In building the walls of the Temple, we must, as has been stated, use the most excellent building materials. There must be no impurities in the clay, or the bricks will crumble and the walls will collapse. The process of becoming Christlike requires our humility. We must be willing to recognize that there are things in our lives which are not of Christ, and these impurities must be removed, burned out by the fire of the Holy Spirit. It is not something we can accomplish by our own efforts. As St. James declares in his epistle, “He gives more grace. Therefore it says, ‘God opposes the proud but gives grace to the humble’” (4:6). This is not a one time experience. We must continue to grow into that Christlikeness. St. Peter exhorts the saints to, “grow in the grace and knowledge of our Lord and Savior Jesus Christ” (2 Pet 3:18).  We must grow in grace.

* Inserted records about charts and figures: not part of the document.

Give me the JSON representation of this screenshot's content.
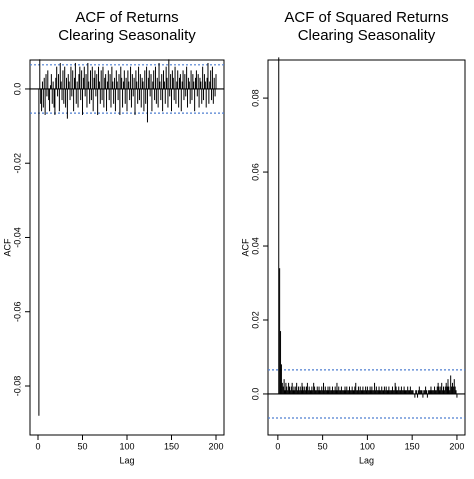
{
  "chart_data": [
    {
      "type": "bar",
      "title_lines": [
        "ACF of Returns",
        "Clearing Seasonality"
      ],
      "x_label": "Lag",
      "y_label": "ACF",
      "color": "#000000",
      "hlines": [
        0.0065,
        -0.0065
      ],
      "hline_color": "#4f7fd0",
      "xlim": [
        -9,
        209
      ],
      "xticks": [
        0,
        50,
        100,
        150,
        200
      ],
      "ylim": [
        -0.0932,
        0.0078
      ],
      "yticks": [
        {
          "value": 0,
          "label": "0.0"
        },
        -0.02,
        -0.04,
        -0.06,
        -0.08
      ],
      "x": [
        1,
        2,
        3,
        4,
        5,
        6,
        7,
        8,
        9,
        10,
        11,
        12,
        13,
        14,
        15,
        16,
        17,
        18,
        19,
        20,
        21,
        22,
        23,
        24,
        25,
        26,
        27,
        28,
        29,
        30,
        31,
        32,
        33,
        34,
        35,
        36,
        37,
        38,
        39,
        40,
        41,
        42,
        43,
        44,
        45,
        46,
        47,
        48,
        49,
        50,
        51,
        52,
        53,
        54,
        55,
        56,
        57,
        58,
        59,
        60,
        61,
        62,
        63,
        64,
        65,
        66,
        67,
        68,
        69,
        70,
        71,
        72,
        73,
        74,
        75,
        76,
        77,
        78,
        79,
        80,
        81,
        82,
        83,
        84,
        85,
        86,
        87,
        88,
        89,
        90,
        91,
        92,
        93,
        94,
        95,
        96,
        97,
        98,
        99,
        100,
        101,
        102,
        103,
        104,
        105,
        106,
        107,
        108,
        109,
        110,
        111,
        112,
        113,
        114,
        115,
        116,
        117,
        118,
        119,
        120,
        121,
        122,
        123,
        124,
        125,
        126,
        127,
        128,
        129,
        130,
        131,
        132,
        133,
        134,
        135,
        136,
        137,
        138,
        139,
        140,
        141,
        142,
        143,
        144,
        145,
        146,
        147,
        148,
        149,
        150,
        151,
        152,
        153,
        154,
        155,
        156,
        157,
        158,
        159,
        160,
        161,
        162,
        163,
        164,
        165,
        166,
        167,
        168,
        169,
        170,
        171,
        172,
        173,
        174,
        175,
        176,
        177,
        178,
        179,
        180,
        181,
        182,
        183,
        184,
        185,
        186,
        187,
        188,
        189,
        190,
        191,
        192,
        193,
        194,
        195,
        196,
        197,
        198,
        199,
        200
      ],
      "values": [
        -0.088,
        0.008,
        -0.004,
        -0.006,
        0.002,
        -0.005,
        0.003,
        -0.007,
        0.004,
        -0.002,
        0.005,
        -0.003,
        -0.006,
        0.001,
        0.004,
        -0.004,
        0.002,
        -0.005,
        -0.007,
        0.003,
        0.006,
        -0.002,
        0.004,
        -0.006,
        0.007,
        0.002,
        -0.003,
        0.005,
        -0.004,
        0.006,
        -0.005,
        0.003,
        -0.008,
        0.004,
        0.002,
        -0.003,
        0.006,
        -0.002,
        0.005,
        -0.006,
        0.003,
        0.007,
        -0.004,
        0.002,
        -0.005,
        0.004,
        0.006,
        -0.003,
        0.005,
        -0.007,
        0.003,
        0.006,
        -0.002,
        0.004,
        -0.005,
        0.007,
        0.002,
        -0.004,
        0.005,
        -0.003,
        0.006,
        -0.006,
        0.003,
        0.005,
        -0.002,
        0.004,
        -0.007,
        0.006,
        0.002,
        -0.004,
        0.005,
        -0.003,
        0.006,
        -0.005,
        0.003,
        0.004,
        -0.006,
        0.002,
        0.005,
        -0.003,
        0.004,
        -0.005,
        0.006,
        0.002,
        -0.004,
        0.003,
        -0.006,
        0.005,
        0.002,
        -0.003,
        0.004,
        -0.007,
        0.006,
        0.003,
        -0.005,
        0.002,
        0.005,
        -0.004,
        0.003,
        -0.006,
        0.005,
        0.002,
        -0.003,
        0.006,
        -0.005,
        0.004,
        -0.002,
        0.003,
        -0.007,
        0.005,
        0.002,
        -0.004,
        0.006,
        -0.003,
        0.004,
        -0.005,
        0.003,
        0.002,
        -0.006,
        0.005,
        -0.004,
        0.006,
        -0.009,
        0.003,
        0.005,
        -0.002,
        0.004,
        -0.006,
        0.002,
        0.005,
        -0.003,
        0.006,
        -0.004,
        0.003,
        -0.005,
        0.007,
        0.002,
        -0.003,
        0.004,
        -0.006,
        0.005,
        0.002,
        -0.004,
        0.006,
        0.003,
        -0.005,
        0.008,
        -0.002,
        0.004,
        -0.006,
        0.005,
        0.003,
        -0.003,
        0.006,
        -0.004,
        0.002,
        0.005,
        -0.005,
        0.003,
        0.004,
        -0.006,
        0.002,
        0.005,
        -0.003,
        0.004,
        -0.002,
        0.006,
        -0.005,
        0.003,
        0.002,
        -0.004,
        0.005,
        -0.003,
        0.004,
        0.002,
        -0.006,
        0.003,
        0.005,
        -0.002,
        0.004,
        -0.005,
        0.003,
        0.002,
        -0.004,
        0.006,
        -0.003,
        0.004,
        0.002,
        -0.005,
        0.003,
        0.007,
        -0.004,
        0.002,
        0.005,
        -0.003,
        0.006,
        -0.004,
        0.003,
        -0.002,
        0.004
      ]
    },
    {
      "type": "bar",
      "title_lines": [
        "ACF of Squared Returns",
        "Clearing Seasonality"
      ],
      "x_label": "Lag",
      "y_label": "ACF",
      "color": "#000000",
      "hlines": [
        0.0065,
        -0.0065
      ],
      "hline_color": "#4f7fd0",
      "xlim": [
        -11,
        209
      ],
      "xticks": [
        0,
        50,
        100,
        150,
        200
      ],
      "ylim": [
        -0.0111,
        0.0903
      ],
      "yticks": [
        {
          "value": 0,
          "label": "0.0"
        },
        0.02,
        0.04,
        0.06,
        0.08
      ],
      "x": [
        1,
        2,
        3,
        4,
        5,
        6,
        7,
        8,
        9,
        10,
        11,
        12,
        13,
        14,
        15,
        16,
        17,
        18,
        19,
        20,
        21,
        22,
        23,
        24,
        25,
        26,
        27,
        28,
        29,
        30,
        31,
        32,
        33,
        34,
        35,
        36,
        37,
        38,
        39,
        40,
        41,
        42,
        43,
        44,
        45,
        46,
        47,
        48,
        49,
        50,
        51,
        52,
        53,
        54,
        55,
        56,
        57,
        58,
        59,
        60,
        61,
        62,
        63,
        64,
        65,
        66,
        67,
        68,
        69,
        70,
        71,
        72,
        73,
        74,
        75,
        76,
        77,
        78,
        79,
        80,
        81,
        82,
        83,
        84,
        85,
        86,
        87,
        88,
        89,
        90,
        91,
        92,
        93,
        94,
        95,
        96,
        97,
        98,
        99,
        100,
        101,
        102,
        103,
        104,
        105,
        106,
        107,
        108,
        109,
        110,
        111,
        112,
        113,
        114,
        115,
        116,
        117,
        118,
        119,
        120,
        121,
        122,
        123,
        124,
        125,
        126,
        127,
        128,
        129,
        130,
        131,
        132,
        133,
        134,
        135,
        136,
        137,
        138,
        139,
        140,
        141,
        142,
        143,
        144,
        145,
        146,
        147,
        148,
        149,
        150,
        151,
        152,
        153,
        154,
        155,
        156,
        157,
        158,
        159,
        160,
        161,
        162,
        163,
        164,
        165,
        166,
        167,
        168,
        169,
        170,
        171,
        172,
        173,
        174,
        175,
        176,
        177,
        178,
        179,
        180,
        181,
        182,
        183,
        184,
        185,
        186,
        187,
        188,
        189,
        190,
        191,
        192,
        193,
        194,
        195,
        196,
        197,
        198,
        199,
        200
      ],
      "values": [
        0.091,
        0.034,
        0.017,
        0.008,
        0.003,
        0.002,
        0.004,
        0.001,
        0.003,
        0.002,
        0.001,
        0.003,
        0.002,
        0.001,
        0.002,
        0.003,
        0.001,
        0.002,
        0.001,
        0.002,
        0.003,
        0.001,
        0.002,
        0.001,
        0.002,
        0.001,
        0.003,
        0.002,
        0.001,
        0.002,
        0.001,
        0.002,
        0.003,
        0.001,
        0.002,
        0.001,
        0.001,
        0.002,
        0.001,
        0.003,
        0.002,
        0.001,
        0.001,
        0.002,
        0.001,
        0.002,
        0.001,
        0.001,
        0.002,
        0.001,
        0.003,
        0.001,
        0.002,
        0.001,
        0.001,
        0.002,
        0.001,
        0.002,
        0.001,
        0.001,
        0.002,
        0.001,
        0.001,
        0.002,
        0.001,
        0.003,
        0.001,
        0.002,
        0.001,
        0.001,
        0.002,
        0.001,
        0.001,
        0.001,
        0.002,
        0.001,
        0.002,
        0.001,
        0.001,
        0.002,
        0.001,
        0.001,
        0.002,
        0.001,
        0.001,
        0.002,
        0.003,
        0.001,
        0.001,
        0.002,
        0.001,
        0.002,
        0.001,
        0.001,
        0.002,
        0.001,
        0.001,
        0.002,
        0.001,
        0.002,
        0.001,
        0.001,
        0.002,
        0.001,
        0.002,
        0.001,
        0.001,
        0.003,
        0.001,
        0.002,
        0.001,
        0.001,
        0.002,
        0.001,
        0.001,
        0.002,
        0.001,
        0.001,
        0.002,
        0.001,
        0.002,
        0.001,
        0.001,
        0.002,
        0.001,
        0.001,
        0.001,
        0.002,
        0.001,
        0.001,
        0.003,
        0.002,
        0.001,
        0.001,
        0.002,
        0.001,
        0.001,
        0.002,
        0.001,
        0.001,
        0.002,
        0.001,
        0.001,
        0.001,
        0.002,
        0.001,
        0.001,
        0.002,
        0.001,
        0.001,
        0.001,
        0.0,
        -0.001,
        0.001,
        0.001,
        -0.001,
        0.001,
        0.002,
        0.001,
        0.001,
        0.001,
        -0.001,
        0.001,
        0.001,
        0.002,
        0.001,
        -0.001,
        0.001,
        0.001,
        0.001,
        0.002,
        0.001,
        0.001,
        0.001,
        0.002,
        0.001,
        0.001,
        0.002,
        0.003,
        0.002,
        0.001,
        0.002,
        0.003,
        0.001,
        0.002,
        0.001,
        0.002,
        0.003,
        0.002,
        0.004,
        0.002,
        0.001,
        0.005,
        0.002,
        0.003,
        0.002,
        0.004,
        0.002,
        0.001,
        -0.001
      ]
    }
  ]
}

When we have grown in the grace of our Lord Jesus Christ, then the fullness of that grace will be self-evident in our lives and our dealings with others in the Body and with those outside. Paul exhorted the church at Colossae (4:6), “Let your speech always be gracious, seasoned with salt, so that you may know how you ought to answer each person.” And when we have grown “full of grace” then we can, as Paul told young Titus (2:7-8), “Show yourself in all respects to be a model of good works…and sound speech that cannot be condemned, so that an opponent may be put to shame, having nothing evil to say about us.”